Identifying Suitable Engineering Problems for Quantum Solving: A QAOA Case Study (Phase 2)
We identified the Quantum Approximate Optimisation Algorithm (QAOA) as a suitable case study for our next investigation. This is a variational algorithm, setting it aside from the approaches we have investigated before. Here, variational means that a classical computer is used to enhance a quantum computer by performing a non-trival computation alongside it. This algorithm was selected for its near-term promise and wide applicability in Engineering Design. It is suitable for solving array of optimisation problems similar to quantum annealing. In fact, it requires the same QUBO problem formulation, but it is executed on gate-model hardware.

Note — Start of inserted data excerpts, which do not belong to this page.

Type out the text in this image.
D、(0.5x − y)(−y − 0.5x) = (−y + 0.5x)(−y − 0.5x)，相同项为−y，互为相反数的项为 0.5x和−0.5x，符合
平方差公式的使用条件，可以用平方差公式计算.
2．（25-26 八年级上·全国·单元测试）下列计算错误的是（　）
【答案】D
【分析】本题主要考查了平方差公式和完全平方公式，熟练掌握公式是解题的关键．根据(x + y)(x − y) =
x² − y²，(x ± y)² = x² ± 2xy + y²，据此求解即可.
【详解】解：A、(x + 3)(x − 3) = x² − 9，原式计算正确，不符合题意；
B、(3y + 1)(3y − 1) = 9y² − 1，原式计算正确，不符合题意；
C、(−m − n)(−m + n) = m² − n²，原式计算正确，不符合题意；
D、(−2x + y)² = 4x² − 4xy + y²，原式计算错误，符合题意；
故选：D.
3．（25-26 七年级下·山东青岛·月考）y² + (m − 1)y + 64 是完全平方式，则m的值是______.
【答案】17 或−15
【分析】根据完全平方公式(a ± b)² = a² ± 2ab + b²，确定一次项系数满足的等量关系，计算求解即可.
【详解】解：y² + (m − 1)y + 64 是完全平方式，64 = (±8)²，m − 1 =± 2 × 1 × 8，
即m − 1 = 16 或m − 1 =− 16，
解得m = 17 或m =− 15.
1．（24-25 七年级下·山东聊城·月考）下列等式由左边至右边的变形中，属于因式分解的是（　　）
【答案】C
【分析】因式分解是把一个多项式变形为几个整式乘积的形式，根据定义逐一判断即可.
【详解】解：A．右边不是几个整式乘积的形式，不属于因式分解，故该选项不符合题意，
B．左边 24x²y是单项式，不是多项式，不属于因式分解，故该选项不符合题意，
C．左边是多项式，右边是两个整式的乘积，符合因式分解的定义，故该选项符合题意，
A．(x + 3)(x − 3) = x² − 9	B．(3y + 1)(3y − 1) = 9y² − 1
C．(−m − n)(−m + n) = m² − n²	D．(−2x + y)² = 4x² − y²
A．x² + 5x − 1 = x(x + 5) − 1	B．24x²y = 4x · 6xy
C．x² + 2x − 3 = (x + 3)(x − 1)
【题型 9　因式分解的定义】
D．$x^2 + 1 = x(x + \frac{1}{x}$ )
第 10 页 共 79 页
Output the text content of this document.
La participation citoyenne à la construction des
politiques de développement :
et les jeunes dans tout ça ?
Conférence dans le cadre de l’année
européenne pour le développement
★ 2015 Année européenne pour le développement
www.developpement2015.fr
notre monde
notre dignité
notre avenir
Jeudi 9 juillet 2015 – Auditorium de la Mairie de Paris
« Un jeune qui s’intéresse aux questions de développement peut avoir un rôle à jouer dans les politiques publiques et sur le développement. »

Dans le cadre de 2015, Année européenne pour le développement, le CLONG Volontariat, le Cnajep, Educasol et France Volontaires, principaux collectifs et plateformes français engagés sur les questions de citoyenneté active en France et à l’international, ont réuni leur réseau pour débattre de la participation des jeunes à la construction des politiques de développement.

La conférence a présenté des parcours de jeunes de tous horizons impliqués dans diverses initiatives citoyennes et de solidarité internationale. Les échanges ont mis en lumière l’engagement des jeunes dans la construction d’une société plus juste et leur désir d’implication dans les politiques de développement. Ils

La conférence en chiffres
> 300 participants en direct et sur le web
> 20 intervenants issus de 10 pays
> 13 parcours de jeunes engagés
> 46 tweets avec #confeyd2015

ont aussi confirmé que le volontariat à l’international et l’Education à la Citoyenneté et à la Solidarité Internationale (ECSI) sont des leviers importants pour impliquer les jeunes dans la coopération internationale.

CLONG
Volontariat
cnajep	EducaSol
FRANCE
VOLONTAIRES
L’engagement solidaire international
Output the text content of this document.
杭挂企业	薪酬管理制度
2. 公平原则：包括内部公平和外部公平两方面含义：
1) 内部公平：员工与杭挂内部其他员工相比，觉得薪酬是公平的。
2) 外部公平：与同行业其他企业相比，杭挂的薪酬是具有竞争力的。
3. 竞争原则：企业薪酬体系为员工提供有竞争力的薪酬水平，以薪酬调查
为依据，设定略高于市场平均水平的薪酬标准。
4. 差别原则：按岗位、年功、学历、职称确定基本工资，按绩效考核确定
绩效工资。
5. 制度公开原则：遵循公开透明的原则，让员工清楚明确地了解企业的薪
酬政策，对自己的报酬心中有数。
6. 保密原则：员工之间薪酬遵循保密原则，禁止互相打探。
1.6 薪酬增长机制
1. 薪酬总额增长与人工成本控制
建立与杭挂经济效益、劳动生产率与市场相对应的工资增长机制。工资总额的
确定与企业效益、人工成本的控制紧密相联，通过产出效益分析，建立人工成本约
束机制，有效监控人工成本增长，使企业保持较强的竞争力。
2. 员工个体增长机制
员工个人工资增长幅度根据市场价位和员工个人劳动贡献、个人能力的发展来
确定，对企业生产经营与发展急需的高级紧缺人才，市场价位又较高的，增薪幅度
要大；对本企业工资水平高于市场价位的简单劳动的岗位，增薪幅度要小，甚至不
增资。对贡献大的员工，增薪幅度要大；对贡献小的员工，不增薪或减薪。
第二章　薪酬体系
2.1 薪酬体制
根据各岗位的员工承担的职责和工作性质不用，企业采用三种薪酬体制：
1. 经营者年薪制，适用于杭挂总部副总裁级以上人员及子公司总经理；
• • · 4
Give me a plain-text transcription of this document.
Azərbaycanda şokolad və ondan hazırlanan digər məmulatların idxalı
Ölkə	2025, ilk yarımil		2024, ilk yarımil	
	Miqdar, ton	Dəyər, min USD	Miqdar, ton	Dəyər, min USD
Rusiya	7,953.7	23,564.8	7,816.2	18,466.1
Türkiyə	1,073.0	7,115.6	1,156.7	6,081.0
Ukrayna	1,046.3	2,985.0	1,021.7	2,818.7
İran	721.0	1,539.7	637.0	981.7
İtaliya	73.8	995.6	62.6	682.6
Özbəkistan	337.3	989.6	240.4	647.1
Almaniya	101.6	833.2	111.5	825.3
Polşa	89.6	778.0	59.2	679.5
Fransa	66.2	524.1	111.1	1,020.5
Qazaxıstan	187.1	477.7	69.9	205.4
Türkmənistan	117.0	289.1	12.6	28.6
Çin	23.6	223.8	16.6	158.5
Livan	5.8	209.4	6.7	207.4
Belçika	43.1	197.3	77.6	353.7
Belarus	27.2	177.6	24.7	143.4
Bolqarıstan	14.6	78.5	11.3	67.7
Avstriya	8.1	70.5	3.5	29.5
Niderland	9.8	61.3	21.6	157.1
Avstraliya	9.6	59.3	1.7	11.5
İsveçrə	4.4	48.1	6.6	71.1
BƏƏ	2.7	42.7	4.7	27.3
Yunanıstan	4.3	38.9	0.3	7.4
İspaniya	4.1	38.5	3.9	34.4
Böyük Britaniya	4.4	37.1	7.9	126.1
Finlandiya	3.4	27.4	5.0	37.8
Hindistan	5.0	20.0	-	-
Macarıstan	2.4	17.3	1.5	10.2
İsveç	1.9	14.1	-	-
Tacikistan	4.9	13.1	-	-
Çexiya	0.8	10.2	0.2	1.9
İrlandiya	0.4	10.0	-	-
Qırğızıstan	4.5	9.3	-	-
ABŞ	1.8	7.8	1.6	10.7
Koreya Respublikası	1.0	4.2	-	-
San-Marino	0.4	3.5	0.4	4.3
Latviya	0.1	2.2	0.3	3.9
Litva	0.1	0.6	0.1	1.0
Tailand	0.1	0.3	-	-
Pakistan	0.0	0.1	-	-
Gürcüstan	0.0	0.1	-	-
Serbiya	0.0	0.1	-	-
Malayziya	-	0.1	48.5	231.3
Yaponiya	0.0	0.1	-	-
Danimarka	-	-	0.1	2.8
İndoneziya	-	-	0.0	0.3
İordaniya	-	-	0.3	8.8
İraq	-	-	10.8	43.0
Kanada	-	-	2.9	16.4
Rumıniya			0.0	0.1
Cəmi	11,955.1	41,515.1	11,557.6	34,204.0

We chose to formulate several classic NP-hard optimisation problems (Travelling Salesperson, Knapsack, Minimum Vertex Cover, and Maximum Cut) for solving with the QAOA. We then executed the QAOA using an array of ideal and noisy quantum simulators to investigate its performance. We also submitted some jobs to a real quantum computer to enable us to predict solution times for the different problem types. Our aim was to find out “Is there a reliable way to identify what type problem a quantum algorithm is most suitable for?”. We intend to use our result to formulate a robust method for systematically identifying suitable algorithm/problem pairings.
At the time of writing, the experiment has concluded and all results have been collected. A journal paper intended for submission to Transaction on Quantum Engineering is being written.